Animal de estimação - Ter ou não ter:

70% do desenvolvimento infantil principalmente nos primeiros 3 anos  depende de fatores externos, como  brincadeiras, exercícios e atividades, e a convivência com animais de estimação oferece estímulos para habilidades motoras, cognitivas, sociais  e diminui problemas emocionais

Benefícios físicos do animal de estimação:

Crianças que convivem com animais de estimação tem maior desenvolvimento motor, pois  a interação com o animal incentiva-a a  engatinhar, correr, subir e descer escadas, equilibrar-se etc

Benefícios psicológicos do animal de estimação:

Conviver com animal de estimação leva a o desenvolvimento de um vínculo entre o animal e a criança. É  o companheiro, o amigo da criança.

A criança se sente amada, querida importante o que é util na formação da auto estima.

Cuidar do animal, faz com que a criança se sinta  competente, responsável.

Benefícios sociais do animal de estimação:

Quando uma criança convive com algum animal de estimação, ela aprende a fazer a leitura corporal que é um elemento fundamental para a empatia (capacidade de compreender o sentimento ou a reação do outro). A criança aprende a ver o próximo com mais facilidade, como alguém com característica e sentimento diferente da sua. Essa aprendizagem ajuda a criança não olhar apenas pra si mesmo e com isso não ser egoísta. A compreensão dessa diferença faz dela um ser humano mais sociável, com uma personalidade sadia e com uma ótima interação social.

O animalzinho também pode servir como forma de comunicação, pois, favorece a aproximação entre pessoas fazendo assim elas conversarem de assuntos diversos.

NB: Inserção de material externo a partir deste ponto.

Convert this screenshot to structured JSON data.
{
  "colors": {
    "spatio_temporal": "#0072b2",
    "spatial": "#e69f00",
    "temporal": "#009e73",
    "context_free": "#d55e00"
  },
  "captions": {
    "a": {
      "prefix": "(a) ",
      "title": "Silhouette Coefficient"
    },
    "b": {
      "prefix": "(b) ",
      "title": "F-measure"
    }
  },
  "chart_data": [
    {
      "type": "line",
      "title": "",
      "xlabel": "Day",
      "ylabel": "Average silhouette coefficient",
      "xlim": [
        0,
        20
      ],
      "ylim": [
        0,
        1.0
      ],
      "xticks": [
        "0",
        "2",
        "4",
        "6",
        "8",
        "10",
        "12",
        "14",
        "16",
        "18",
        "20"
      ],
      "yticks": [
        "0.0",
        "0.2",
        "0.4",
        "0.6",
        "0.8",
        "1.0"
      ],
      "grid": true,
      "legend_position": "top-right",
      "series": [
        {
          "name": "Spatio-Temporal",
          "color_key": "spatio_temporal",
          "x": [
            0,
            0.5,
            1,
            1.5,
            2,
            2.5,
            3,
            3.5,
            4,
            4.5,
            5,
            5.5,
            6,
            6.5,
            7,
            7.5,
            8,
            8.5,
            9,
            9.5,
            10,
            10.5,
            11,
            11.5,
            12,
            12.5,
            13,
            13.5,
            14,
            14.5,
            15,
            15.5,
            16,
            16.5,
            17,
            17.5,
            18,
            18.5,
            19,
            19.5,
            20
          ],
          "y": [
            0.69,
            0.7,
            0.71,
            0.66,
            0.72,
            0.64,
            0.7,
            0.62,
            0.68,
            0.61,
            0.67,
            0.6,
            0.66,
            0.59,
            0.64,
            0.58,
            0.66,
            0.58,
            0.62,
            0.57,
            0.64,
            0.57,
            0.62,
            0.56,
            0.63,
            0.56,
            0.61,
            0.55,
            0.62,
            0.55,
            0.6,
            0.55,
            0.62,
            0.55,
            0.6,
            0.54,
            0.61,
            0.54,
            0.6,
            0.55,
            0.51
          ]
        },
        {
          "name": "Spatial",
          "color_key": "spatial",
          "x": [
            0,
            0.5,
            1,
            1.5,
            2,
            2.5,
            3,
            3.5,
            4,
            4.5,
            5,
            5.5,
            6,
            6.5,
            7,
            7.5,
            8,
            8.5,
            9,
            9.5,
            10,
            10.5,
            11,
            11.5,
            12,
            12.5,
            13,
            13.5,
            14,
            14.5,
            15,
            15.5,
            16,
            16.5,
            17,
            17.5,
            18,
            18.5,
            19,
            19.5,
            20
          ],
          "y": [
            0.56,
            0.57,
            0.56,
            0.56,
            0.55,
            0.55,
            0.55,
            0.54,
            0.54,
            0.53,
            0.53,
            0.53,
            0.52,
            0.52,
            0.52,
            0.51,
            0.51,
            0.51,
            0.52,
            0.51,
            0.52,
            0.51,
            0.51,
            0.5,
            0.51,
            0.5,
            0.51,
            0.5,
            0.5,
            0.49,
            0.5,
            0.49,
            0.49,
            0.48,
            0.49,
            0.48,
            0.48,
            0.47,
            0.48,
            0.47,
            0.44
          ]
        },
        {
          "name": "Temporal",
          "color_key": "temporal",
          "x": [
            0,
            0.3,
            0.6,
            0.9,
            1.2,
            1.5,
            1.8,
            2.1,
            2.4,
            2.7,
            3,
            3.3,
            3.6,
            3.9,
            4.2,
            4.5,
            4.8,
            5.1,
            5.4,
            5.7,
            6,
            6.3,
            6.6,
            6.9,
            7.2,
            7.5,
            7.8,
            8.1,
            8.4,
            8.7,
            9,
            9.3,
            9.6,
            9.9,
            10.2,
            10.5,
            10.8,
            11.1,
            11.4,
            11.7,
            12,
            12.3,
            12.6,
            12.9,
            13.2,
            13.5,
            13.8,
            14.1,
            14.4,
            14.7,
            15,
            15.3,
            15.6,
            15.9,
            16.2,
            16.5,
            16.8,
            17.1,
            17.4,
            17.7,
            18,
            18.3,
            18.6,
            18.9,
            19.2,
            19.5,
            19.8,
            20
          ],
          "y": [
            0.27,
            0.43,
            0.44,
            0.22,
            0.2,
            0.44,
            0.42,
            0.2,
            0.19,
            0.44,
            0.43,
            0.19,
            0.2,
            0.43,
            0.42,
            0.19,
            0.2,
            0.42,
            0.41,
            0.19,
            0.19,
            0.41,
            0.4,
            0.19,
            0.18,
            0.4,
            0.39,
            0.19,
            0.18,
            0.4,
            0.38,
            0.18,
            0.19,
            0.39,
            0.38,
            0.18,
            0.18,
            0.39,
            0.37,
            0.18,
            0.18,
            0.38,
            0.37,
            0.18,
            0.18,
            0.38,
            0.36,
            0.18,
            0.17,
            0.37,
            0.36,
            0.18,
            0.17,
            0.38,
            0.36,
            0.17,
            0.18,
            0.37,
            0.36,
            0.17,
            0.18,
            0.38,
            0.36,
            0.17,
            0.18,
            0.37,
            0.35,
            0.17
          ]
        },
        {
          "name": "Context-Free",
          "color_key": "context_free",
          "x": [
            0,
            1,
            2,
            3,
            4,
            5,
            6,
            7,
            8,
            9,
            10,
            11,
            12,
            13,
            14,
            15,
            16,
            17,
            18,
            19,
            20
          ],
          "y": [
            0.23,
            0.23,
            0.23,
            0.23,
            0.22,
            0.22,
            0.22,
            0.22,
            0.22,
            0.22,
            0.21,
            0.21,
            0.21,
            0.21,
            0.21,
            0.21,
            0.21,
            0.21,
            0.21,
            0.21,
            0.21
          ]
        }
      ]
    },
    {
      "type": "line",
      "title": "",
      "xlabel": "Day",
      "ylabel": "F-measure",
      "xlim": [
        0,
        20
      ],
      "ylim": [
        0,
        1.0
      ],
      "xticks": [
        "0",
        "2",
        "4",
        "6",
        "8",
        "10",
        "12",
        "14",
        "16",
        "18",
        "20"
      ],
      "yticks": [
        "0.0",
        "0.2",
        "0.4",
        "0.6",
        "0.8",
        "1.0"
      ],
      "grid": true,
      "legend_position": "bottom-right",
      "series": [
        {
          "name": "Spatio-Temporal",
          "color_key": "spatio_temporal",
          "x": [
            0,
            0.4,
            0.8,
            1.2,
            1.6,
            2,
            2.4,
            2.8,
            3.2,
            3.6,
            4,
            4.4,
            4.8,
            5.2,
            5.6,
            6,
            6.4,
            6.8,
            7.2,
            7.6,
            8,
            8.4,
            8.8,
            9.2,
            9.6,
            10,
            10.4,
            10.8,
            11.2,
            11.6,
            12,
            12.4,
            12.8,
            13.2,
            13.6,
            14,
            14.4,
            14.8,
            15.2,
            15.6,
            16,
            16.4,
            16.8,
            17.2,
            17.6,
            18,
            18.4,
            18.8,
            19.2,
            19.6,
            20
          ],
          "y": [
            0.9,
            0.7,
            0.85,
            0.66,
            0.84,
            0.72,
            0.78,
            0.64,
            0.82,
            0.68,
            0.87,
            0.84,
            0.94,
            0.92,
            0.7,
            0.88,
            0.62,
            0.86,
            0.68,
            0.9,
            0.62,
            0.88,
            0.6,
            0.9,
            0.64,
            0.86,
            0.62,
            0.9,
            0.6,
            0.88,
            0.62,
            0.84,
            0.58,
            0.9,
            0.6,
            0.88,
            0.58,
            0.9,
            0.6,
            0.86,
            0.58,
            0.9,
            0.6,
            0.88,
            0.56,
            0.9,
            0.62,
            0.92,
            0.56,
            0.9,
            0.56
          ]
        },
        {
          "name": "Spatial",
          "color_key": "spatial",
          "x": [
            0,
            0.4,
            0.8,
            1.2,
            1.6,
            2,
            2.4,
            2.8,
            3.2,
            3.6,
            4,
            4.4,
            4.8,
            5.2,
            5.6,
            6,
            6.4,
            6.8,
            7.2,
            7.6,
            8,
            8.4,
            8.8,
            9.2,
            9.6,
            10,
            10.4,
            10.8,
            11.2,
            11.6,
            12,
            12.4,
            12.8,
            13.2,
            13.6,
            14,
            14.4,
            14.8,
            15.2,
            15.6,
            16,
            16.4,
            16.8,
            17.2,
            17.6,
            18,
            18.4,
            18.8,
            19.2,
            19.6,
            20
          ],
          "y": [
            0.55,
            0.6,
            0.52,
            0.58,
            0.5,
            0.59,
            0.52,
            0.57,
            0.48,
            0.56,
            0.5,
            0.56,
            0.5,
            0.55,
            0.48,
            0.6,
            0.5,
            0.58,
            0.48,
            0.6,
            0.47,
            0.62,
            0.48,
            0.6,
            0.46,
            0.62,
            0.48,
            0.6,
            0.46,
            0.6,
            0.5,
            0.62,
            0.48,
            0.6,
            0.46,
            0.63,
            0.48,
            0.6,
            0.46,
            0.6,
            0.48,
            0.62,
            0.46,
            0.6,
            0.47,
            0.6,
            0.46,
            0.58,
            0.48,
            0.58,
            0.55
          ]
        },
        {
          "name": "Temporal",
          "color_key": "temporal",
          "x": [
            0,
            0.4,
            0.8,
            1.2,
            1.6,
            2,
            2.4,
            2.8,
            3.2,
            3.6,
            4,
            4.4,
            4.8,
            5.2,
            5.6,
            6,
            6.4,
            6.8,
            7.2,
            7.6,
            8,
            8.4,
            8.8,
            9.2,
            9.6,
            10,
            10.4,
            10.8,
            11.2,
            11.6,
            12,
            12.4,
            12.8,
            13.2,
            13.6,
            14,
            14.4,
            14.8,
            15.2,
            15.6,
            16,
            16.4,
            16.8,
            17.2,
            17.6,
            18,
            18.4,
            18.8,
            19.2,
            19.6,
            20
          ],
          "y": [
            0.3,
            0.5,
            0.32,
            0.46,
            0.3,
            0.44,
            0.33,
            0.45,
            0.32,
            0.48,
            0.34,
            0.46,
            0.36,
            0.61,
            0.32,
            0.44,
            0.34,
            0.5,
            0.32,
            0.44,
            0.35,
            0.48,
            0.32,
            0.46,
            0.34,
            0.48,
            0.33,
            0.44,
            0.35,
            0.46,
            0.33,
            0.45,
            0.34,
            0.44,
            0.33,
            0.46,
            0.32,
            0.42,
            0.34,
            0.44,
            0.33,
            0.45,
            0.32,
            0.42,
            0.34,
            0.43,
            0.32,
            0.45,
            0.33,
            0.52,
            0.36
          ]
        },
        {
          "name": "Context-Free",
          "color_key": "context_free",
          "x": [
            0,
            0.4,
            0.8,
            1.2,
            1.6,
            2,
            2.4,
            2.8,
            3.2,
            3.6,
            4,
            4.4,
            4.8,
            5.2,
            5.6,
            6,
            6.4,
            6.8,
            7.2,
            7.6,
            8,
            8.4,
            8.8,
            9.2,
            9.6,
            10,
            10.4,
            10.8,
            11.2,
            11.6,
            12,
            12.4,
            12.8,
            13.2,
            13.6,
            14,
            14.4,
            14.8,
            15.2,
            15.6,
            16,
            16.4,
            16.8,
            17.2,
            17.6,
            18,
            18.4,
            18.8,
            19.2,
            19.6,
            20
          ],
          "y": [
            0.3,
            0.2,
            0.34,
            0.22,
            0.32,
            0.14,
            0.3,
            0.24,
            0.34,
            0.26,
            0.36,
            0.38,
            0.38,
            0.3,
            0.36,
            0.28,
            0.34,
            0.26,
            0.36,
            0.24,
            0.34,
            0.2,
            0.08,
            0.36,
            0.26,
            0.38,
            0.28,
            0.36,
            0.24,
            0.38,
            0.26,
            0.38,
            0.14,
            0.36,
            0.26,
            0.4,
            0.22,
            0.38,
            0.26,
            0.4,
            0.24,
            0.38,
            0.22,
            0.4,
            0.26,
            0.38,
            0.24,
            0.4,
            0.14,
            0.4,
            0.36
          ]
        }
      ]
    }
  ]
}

As crianças mais tímidas podem ser mais beneficiadas pelo bichinho de estimação. Em situações novas com pessoas desconhecidas, tendem a se fechar. A presença do animalzinho reduz a ansiedade do ambiente e tira o foco de atenção da criança. Ao se sentir mais relaxada e segura, suas chances de se relacionar com os outros aumentam significativamente.

Benefícios cognitivos do animal de estimação

O desenvolvimento cognitivo é o processo de adquirir conhecimentos como: pensamento, linguagem, raciocínio, memória, atenção, percepção e imaginação.

É nessa área do desenvolvimento que a criança percebe o ambiente externo em que vive e que nos relacionamos. Para adquirir esses conhecimentos não há segredo, somente aprender.

O desenvolvimento cognitivo da criança passa por fases. A passagem de uma fase para a outra depende dos estímulos que a criança recebeu e pela reação da própria criança sobre esse novo conhecimento.

Se os pais enxergarem no animal de estimação um instrumento facilitador para a aprendizagem de seus filhos, eles terão um grande aliado. Um animal de estimação tem o “poder” de despertar o interesse e o prazer pelo conhecimento na criança. Por si mesmo, o animal representa um elemento motivador.

Pesquisas mostram que as crianças que interagem, constantemente, com os animais apresentam maior desenvolvimento cognitivo, obtêm pontuação maior em testes de QI (Quociente de Inteligência) e melhoraram o rendimento na leitura, ao longo do tempo.

Os bichinhos de estimação também ajudam na criatividade. Eles são excelentes para o desenvolvimento dos pequenos “criadores”, pois, nunca estão ocupados para admirar um novo trabalho, e cultivar a curiosidade, a imaginação e a fantasia da criança.

Todos os benefícios são excelentes e tentadores, porém, antes de ter um bichinho, Cuidado!!!

Ter um animal de estimação requer muito compromisso. O animal não deve ser tratado como um brinquedo, aquele que serve para algumas horas e depois é largado em um canto qualquer. Nem tudo será um mar de rosas na convivência com o animal, mas os pais devem aproveitar justamente estes momentos para a educação dos filhos.

A criança na maioria das vezes vai amar estar ao lado do animal, mas também haverá situações em que ele poderá sentir raiva ou se sentir frustrado. Isso pode ocorrer no caso do bichinho não o obedecer, fazer xixi fora do lugar ou morder suas coisas. Provavelmente, a primeira reação da criança será querer bater ou gritar. É aí que os adultos devem interceder e explicar que o animal não sabe o que está fazendo e orientar a criança de forma a aprender a lidar com ele com respeito e dedicação.